Tarzan (m =40 kg) tries to cross a river by swinging from a vine. The vine is 10 m long, and he know that the vine has a breaking strength of 1140 N. What is the maximum speed?

We can use conservation of energy to determine the maximum speed Tarzan can reach without breaking the vine.

At the highest point of the swing, all of Tarzan's gravitational potential energy is converted to kinetic energy, so we have:

mgh = (1/2)mv^2

where m is Tarzan's mass, g is the acceleration due to gravity, h is the maximum height Tarzan reaches, and v is his maximum speed.

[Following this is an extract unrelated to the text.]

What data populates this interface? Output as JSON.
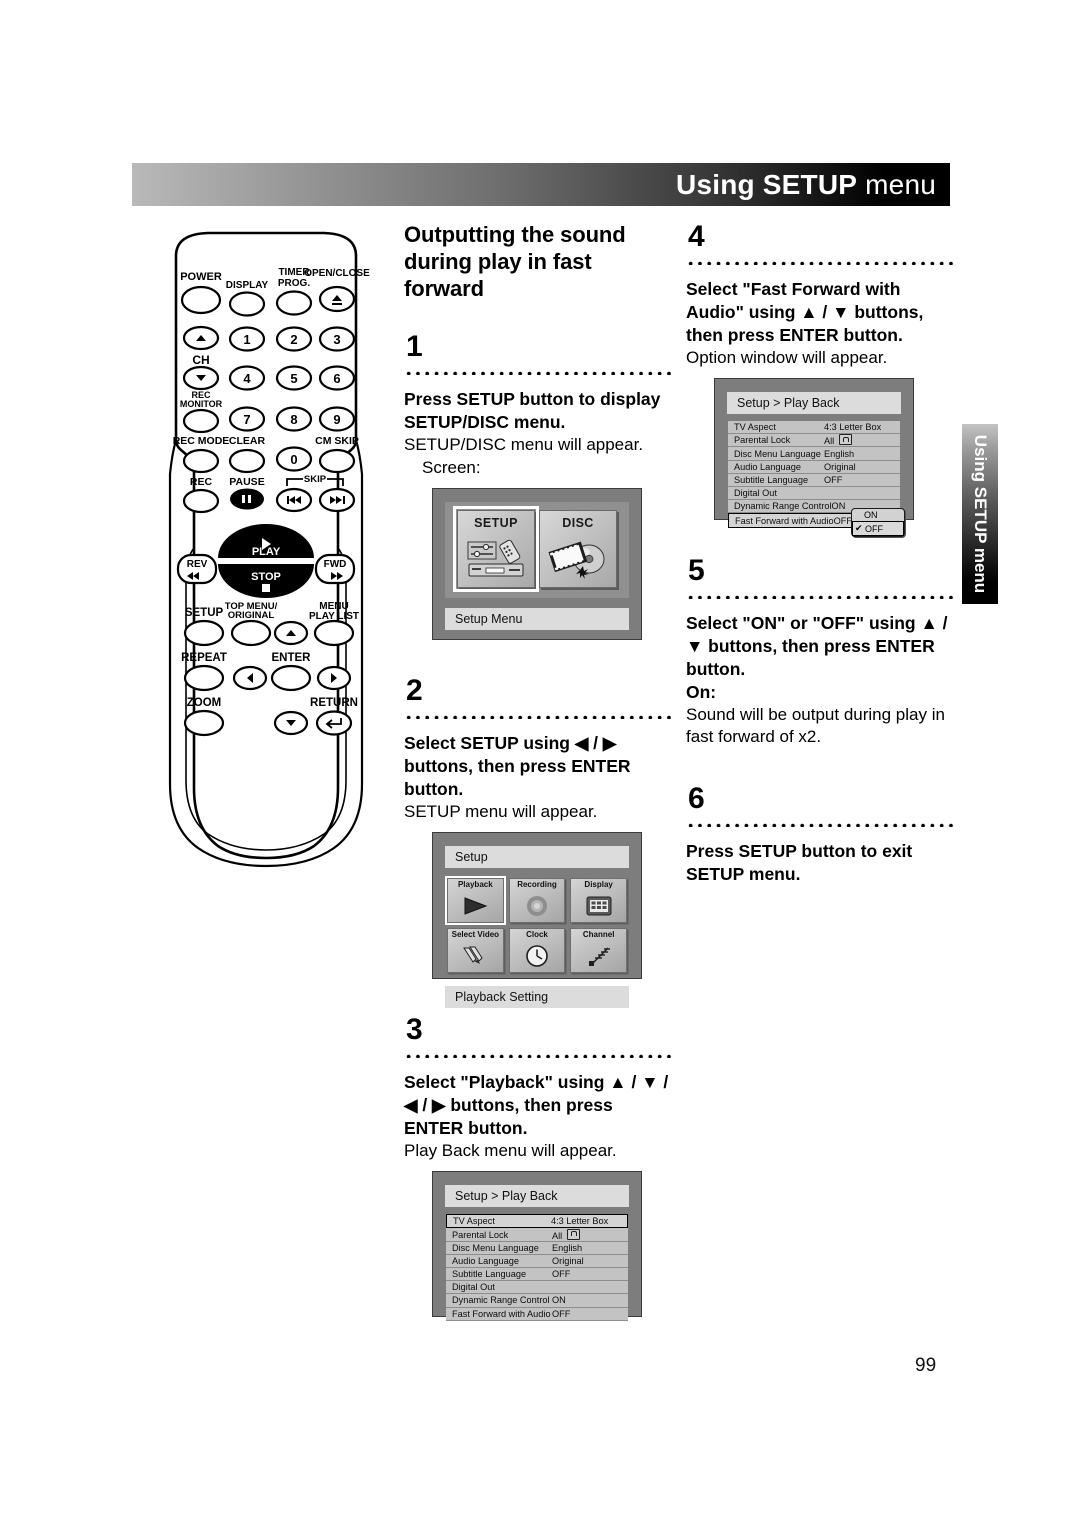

The maximum height Tarzan reaches is half the length of the vine, or 5 m. The breaking strength of the vine is given by:

F = mg + T

where F is the breaking strength, T is the tension in the vine, and g is the acceleration due to gravity. At the bottom of the swing, the tension in the vine is equal to the centripetal force, which is given by:

T = mv^2 / r

where r is the length of the vine.

Substituting for T in the equation for the breaking strength and solving for v, we get:

F = mg + mv^2 / r

v = sqrt((Fr - mgr) / m)

Substituting the given values, we get:

v = sqrt((1140 N * 10 m - 40 kg * 9.81 m/s^2 * 5 m) / 40 kg) = 5.95 m/s

Therefore, the maximum speed Tarzan can reach without breaking the vine is 5.95 m/s.